いまでも、あの時の刈り上げ頭の30歳くらいの貧相で茶色のジャンバーを着た男には腹がたつ。私のスカートに下半身を擦り寄せニヤニヤして、こちらを上目遣いに伺っていた。
⇒「あの時の刈り上げ頭の30歳くらいの貧相で」は助詞「の」が三回出てきます。
助詞「の」は連続して二回までに抑えないと、とたんに読みづらい文になってしまうのです。「茶色のジャンバー」は含みません。「貧相で」で連続がいったん切れていますので。
ではどう処理するべきかですが、まずこの文を修飾語なしにしてみます。
「貧相でジャンバーを着た男には腹がたつ。」こう見ると貧相にだけ助詞「の」の三連発でわかりにくさを生んでいますよね。
文語体を意識すると、語順は「ジャンバーを着た貧相な男には今でも腹が立つ。」が正しいのですが、この文章には「勢い」があるため、語順の並び替えをすると「勢い」を削いでしまいます。では元の文章をどういじるか。
読点を使います。
⇒いまでもあの時の、刈り上げ頭の30歳くらいの、貧相で茶色のジャンバーを着た男には腹がたつ。
こうすると「貧相」には明確な修飾語がなくなります。
⇒「上目遣いに窺っていた。」が正しいですね。
「伺う」「窺う」は間違えやすいので用例を挙げておきます。
「伺う」は尋ねる、訪問する意
「窺う」は密かに覗いて見る、様子を見て時機を待ち受ける意
です。ただし「窺う」は常用漢字ではないので、読みやすさを意識するならひらがな書きしましょう。ルビを振ってもかまいません。
この貧しいが掘っ立て小屋に金目の物はない。
⇒「掘っ建て小屋」ですね。あと「この貧しいが」は表現としておかしいはず。「この貧しい造りの掘っ建て小屋に金目の物はない。」「この掘っ建て小屋に金目の物はない。」あたりが適切です。しかしアメはいつ掘っ建て小屋に金目の物がないと知ったのか、が謎ですね。となれば言い切るよりも「金目の物はないだろう」のように表現したほうが自然ですね。
明日から兵にでるから、今日、行くって話がついとんやなかったんか」と、再び近づいてくる。

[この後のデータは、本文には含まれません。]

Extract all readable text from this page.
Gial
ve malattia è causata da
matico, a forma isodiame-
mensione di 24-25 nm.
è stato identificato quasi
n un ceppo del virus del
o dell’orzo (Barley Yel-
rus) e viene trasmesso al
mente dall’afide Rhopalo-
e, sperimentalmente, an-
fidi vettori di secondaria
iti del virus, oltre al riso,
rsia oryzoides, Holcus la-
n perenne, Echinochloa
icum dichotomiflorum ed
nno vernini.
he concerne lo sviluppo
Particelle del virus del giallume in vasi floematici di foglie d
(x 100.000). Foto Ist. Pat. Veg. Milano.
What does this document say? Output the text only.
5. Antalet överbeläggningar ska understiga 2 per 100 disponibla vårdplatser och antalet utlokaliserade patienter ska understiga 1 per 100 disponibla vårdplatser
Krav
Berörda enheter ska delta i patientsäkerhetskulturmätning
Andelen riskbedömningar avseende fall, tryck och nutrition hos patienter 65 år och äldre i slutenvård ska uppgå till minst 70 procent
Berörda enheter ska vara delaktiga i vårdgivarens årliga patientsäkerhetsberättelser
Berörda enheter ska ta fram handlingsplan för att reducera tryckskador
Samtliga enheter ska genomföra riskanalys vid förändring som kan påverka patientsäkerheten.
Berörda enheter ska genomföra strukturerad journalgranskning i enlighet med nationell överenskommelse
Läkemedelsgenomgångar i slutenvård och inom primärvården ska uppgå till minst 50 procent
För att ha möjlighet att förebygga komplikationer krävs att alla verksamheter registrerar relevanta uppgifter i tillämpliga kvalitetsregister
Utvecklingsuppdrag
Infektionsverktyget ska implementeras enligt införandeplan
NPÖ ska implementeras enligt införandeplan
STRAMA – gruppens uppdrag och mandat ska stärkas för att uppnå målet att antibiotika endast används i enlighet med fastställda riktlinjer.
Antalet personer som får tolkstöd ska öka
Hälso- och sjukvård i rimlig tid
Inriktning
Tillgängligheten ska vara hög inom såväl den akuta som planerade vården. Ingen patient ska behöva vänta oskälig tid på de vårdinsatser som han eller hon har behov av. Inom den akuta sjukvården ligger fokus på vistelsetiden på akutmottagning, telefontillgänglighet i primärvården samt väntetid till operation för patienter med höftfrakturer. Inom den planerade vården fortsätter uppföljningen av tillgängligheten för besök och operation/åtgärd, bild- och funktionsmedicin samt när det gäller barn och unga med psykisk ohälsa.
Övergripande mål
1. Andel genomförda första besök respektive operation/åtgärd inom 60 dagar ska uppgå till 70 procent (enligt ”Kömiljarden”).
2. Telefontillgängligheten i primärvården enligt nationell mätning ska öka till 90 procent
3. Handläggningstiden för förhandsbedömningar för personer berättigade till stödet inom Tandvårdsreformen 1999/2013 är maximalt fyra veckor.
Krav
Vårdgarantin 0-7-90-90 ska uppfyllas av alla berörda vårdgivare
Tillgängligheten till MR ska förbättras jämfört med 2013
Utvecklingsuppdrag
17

⇒「兵」に「いくさ」のルビを振りましょう。おそらく難読字です。
マサはみるからにシュンとして、それから、一回だけ物欲しげに振り返ると出て行った。
⇒「見るからに」は小学校の漢字なので漢字、「出ていった」は補助動詞なのでひらがなで表記しましょう。
今回はこんなところです。
今日中にもう一話くらい取りかかれればと考えています。
株式トレードがうまくいけばいいですね。
それでは次回の添削でお会いしましょう。